Barnes v. Cuzuina

149 A. 850 | Conn. | 1930

The action was brought under General Statutes, § 6137, for the death of Anna Barnes, a child of four and a half, caused by being struck and run over by a motortruck owned by the defendant and while operated by his servant Wilson. The jury rendered a verdict for the plaintiff and the appeal is taken from the refusal of the trial court to grant defendant's motion to set this aside. The jury might reasonably have found, if they credited the evidence produced by the plaintiff, that the death of the decedent was caused by the defendant. But the jury could not well have found that the truck was at the time of this accident being operated by Wilson while he was engaged in work of his master, the defendant.

The jury must have found these facts: Wilson had defendant's permission to use the defendant's truck in transporting himself to and from his work. He lived near the junction of the Round Hill and Pochunk Roads in the town of Greenwich, about five miles north of his then place of employment with Maher Brothers in Greenwich. On the morning of the accident Wilson drove from his home with this truck towing his Ford roadster attached to the rear of the truck by a chain. Instead of turning down the Round Hill Road, which was his usual and the direct route to take to go to *337 Maher Brothers, he turned down the Pochunk Road toward Port Chester, and from that road proceeded on the Riversville Road intending to go to a garage in Port Chester upward of seven miles from his home, where he purposed leaving his Ford car and driving directly to his place of employment, which by this route was about four miles further than by the usual and direct route. When he reached Glenville about five and one half miles from his home the accident occurred. His employer did not know that he was to go by this route to Port Chester, or that he was to tow his Ford car behind the truck to the garage in Port Chester. He had no business of his employer to do until he reached Maher Brothers. He was carrying nothing belonging to his employers at this time. He had deviated at the time of the accident from the usual and direct route about five and one half miles.

Wilson had temporarily departed from his employment intending to resume it when he had completed his own business by leaving his Ford car at the garage. The extent of the deviation must ordinarily be one of fact and not of law. "In such cases it is, and must usually remain, a question depending upon the degree of deviation and all the attendant circumstances. In cases where the deviation is slight and not unusual, the court may, and often will, as matter of law, determine that the servant was still executing his master's business. So too, where the deviation is very marked and unusual, the court in like manner may determine that the servant was not on the master's business at all, but on his own. Cases falling between these extremes will be regarded as involving merely a question of fact, to be left to the jury or other trier of such questions."Ritchie v. Waller, 63 Conn. 155, 161, 162, 28 A. 29;Greenberg v. Lotz Asbestos Co., 109 Conn. 441,146 A. 834. *338

A deviation by the servant from his employment of such an extent as this, for the exclusive business of the servant, without the master's knowledge, must be held as matter of law to be so marked and unusual a deviation as to temporarily take the servant out of the course of his employment, suspend for the time the relation of master and servant and relieve the master from liability for the servant's acts during this period and until he renews his employment.

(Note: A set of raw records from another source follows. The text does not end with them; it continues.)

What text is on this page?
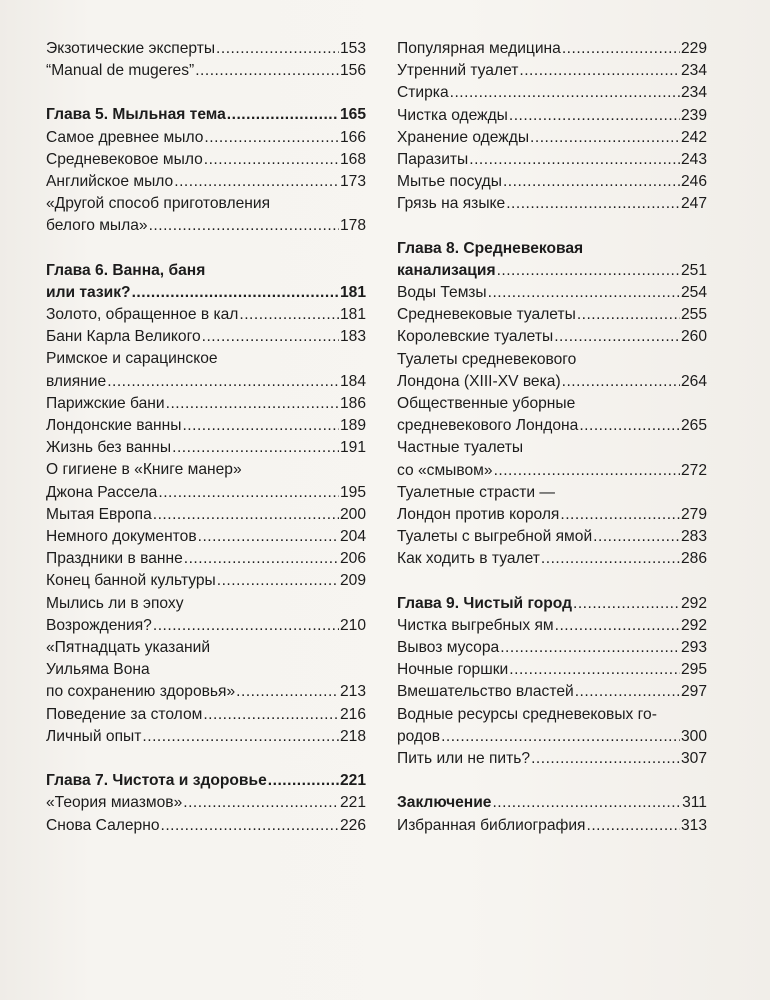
Экзотические эксперты .....	153
“Manual de mugeres” .....	156
Глава 5. Мыльная тема .....	165
Самое древнее мыло .....	166
Средневековое мыло .....	168
Английское мыло .....	173
«Другой способ приготовления
белого мыла» .....	178
Глава 6. Ванна, баня
или тазик? .....	181
Золото, обращенное в кал .....	181
Бани Карла Великого .....	183
Римское и сарацинское
влияние .....	184
Парижские бани .....	186
Лондонские ванны .....	189
Жизнь без ванны .....	191
О гигиене в «Книге манер»
Джона Рассела .....	195
Мытая Европа .....	200
Немного документов .....	204
Праздники в ванне .....	206
Конец банной культуры .....	209
Мылись ли в эпоху
Возрождения? .....	210
«Пятнадцать указаний
Уильяма Вона
по сохранению здоровья» .....	213
Поведение за столом .....	216
Личный опыт .....	218
Глава 7. Чистота и здоровье .....	221
«Теория миазмов» .....	221
Снова Салерно .....	226
Популярная медицина .....	229
Утренний туалет .....	234
Стирка .....	234
Чистка одежды .....	239
Хранение одежды .....	242
Паразиты .....	243
Мытье посуды .....	246
Грязь на языке .....	247
Глава 8. Средневековая
канализация .....	251
Воды Темзы .....	254
Средневековые туалеты .....	255
Королевские туалеты .....	260
Туалеты средневекового
Лондона (XIII-XV века) .....	264
Общественные уборные
средневекового Лондона .....	265
Частные туалеты
со «смывом» .....	272
Туалетные страсти —
Лондон против короля .....	279
Туалеты с выгребной ямой .....	283
Как ходить в туалет .....	286
Глава 9. Чистый город .....	292
Чистка выгребных ям .....	292
Вывоз мусора .....	293
Ночные горшки .....	295
Вмешательство властей .....	297
Водные ресурсы средневековых го-
родов .....	300
Пить или не пить? .....	307
Заключение .....	311
Избранная библиография .....	313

Applying to this situation the test: "Was the act of the servant reasonable in the light of his employment and the circumstances surrounding his act"? We must answer in the negative. At the time of the accident the servant had temporarily abandoned his employment and served the relationship of servant to his master.

The motion to set aside the verdict should have been granted.

There is error and a new trial is ordered.

In this opinion the other judges concurred.